Incremental scans for large tables
Goal
Scan only the rows that have changed since the last run, rather than re-scanning billions of rows every night. This is the only practical way to keep daily quality checks running on large warehouses.
Permissions
| Step | Endpoint | Role | Team permission |
|---|---|---|---|
| Run scan | POST /api/operations/run |
Member |
Editor on the datastore's team |
| Check the container's incremental field config | GET /api/containers/{id} |
Member |
Reporter |
Prerequisites
- The container has an incremental field configured.
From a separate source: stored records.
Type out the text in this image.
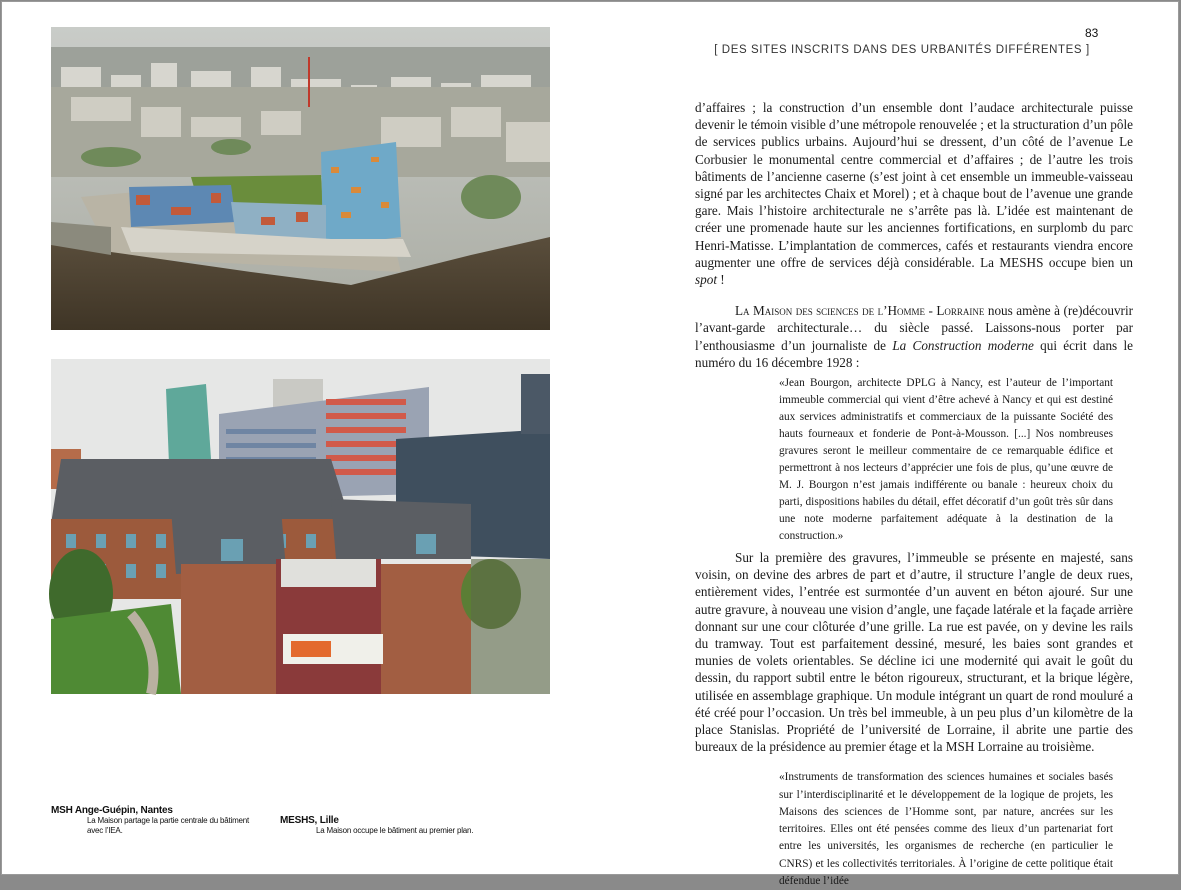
MSH Ange-Guépin, Nantes
La Maison partage la partie centrale du bâtiment
avec l’IEA.
MESHS, Lille
La Maison occupe le bâtiment au premier plan.
83
[ DES SITES INSCRITS DANS DES URBANITÉS DIFFÉRENTES ]

d’affaires ; la construction d’un ensemble dont l’audace architecturale puisse devenir le témoin visible d’une métropole renouvelée ; et la structuration d’un pôle de services publics urbains. Aujourd’hui se dressent, d’un côté de l’avenue Le Corbusier le monumental centre commercial et d’affaires ; de l’autre les trois bâtiments de l’ancienne caserne (s’est joint à cet ensemble un immeuble-vaisseau signé par les architectes Chaix et Morel) ; et à chaque bout de l’avenue une grande gare. Mais l’histoire architecturale ne s’arrête pas là. L’idée est maintenant de créer une promenade haute sur les anciennes fortifications, en surplomb du parc Henri-Matisse. L’implantation de commerces, cafés et restaurants viendra encore augmenter une offre de services déjà considérable. La MESHS occupe bien un spot !

La Maison des sciences de l’Homme - Lorraine nous amène à (re)découvrir l’avant-garde architecturale… du siècle passé. Laissons-nous porter par l’enthousiasme d’un journaliste de La Construction moderne qui écrit dans le numéro du 16 décembre 1928 :

«Jean Bourgon, architecte DPLG à Nancy, est l’auteur de l’important immeuble commercial qui vient d’être achevé à Nancy et qui est destiné aux services administratifs et commerciaux de la puissante Société des hauts fourneaux et fonderie de Pont-à-Mousson. [...] Nos nombreuses gravures seront le meilleur commentaire de ce remarquable édifice et permettront à nos lecteurs d’apprécier une fois de plus, qu’une œuvre de M. J. Bourgon n’est jamais indifférente ou banale : heureux choix du parti, dispositions habiles du détail, effet décoratif d’un goût très sûr dans une note moderne parfaitement adéquate à la destination de la construction.»

Sur la première des gravures, l’immeuble se présente en majesté, sans voisin, on devine des arbres de part et d’autre, il structure l’angle de deux rues, entièrement vides, l’entrée est surmontée d’un auvent en béton ajouré. Sur une autre gravure, à nouveau une vision d’angle, une façade latérale et la façade arrière donnant sur une cour clôturée d’une grille. La rue est pavée, on y devine les rails du tramway. Tout est parfaitement dessiné, mesuré, les baies sont grandes et munies de volets orientables. Se décline ici une modernité qui avait le goût du dessin, du rapport subtil entre le béton rigoureux, structurant, et la brique légère, utilisée en assemblage graphique. Un module intégrant un quart de rond mouluré a été créé pour l’occasion. Un très bel immeuble, à un peu plus d’un kilomètre de la place Stanislas. Propriété de l’université de Lorraine, il abrite une partie des bureaux de la présidence au premier étage et la MSH Lorraine au troisième.

«Instruments de transformation des sciences humaines et sociales basés sur l’interdisciplinarité et le développement de la logique de projets, les Maisons des sciences de l’Homme sont, par nature, ancrées sur les territoires. Elles ont été pensées comme des lieux d’un partenariat fort entre les universités, les organismes de recherche (en particulier le CNRS) et les collectivités territoriales. À l’origine de cette politique était défendue l’idée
This is a column with monotonically increasing values (a timestamp like
updated_at, or a batch number / sequence ID). Configure it from the web app under the container's settings, or via API. - The data is actually monotonic on that column. If rows can be updated in place after their initial timestamp, incremental scans will miss those updates.
No incremental field, no incremental scan
--incremental requires a configured incremental field. Without one the scan refuses to start with a clear error.
CLI workflow
graph LR
Last[Last successful scan] --> Mark[Mark high-water value]
Mark --> Scan[scan --incremental --greater-than-time]
Scan --> Anom[New anomalies for new rows only]
By timestamp column
qualytics operations scan \
--datastore-id 42 \
--incremental \
--greater-than-time "2026-05-07T00:00:00"
By batch / sequence number
Wired into a daily script
Track the high-water mark in a file, advance it after each successful scan:
#!/usr/bin/env bash
set -euo pipefail
WATERMARK_FILE=~/.qualytics/orders-watermark
LAST=$(cat "$WATERMARK_FILE" 2>/dev/null || echo "1970-01-01T00:00:00")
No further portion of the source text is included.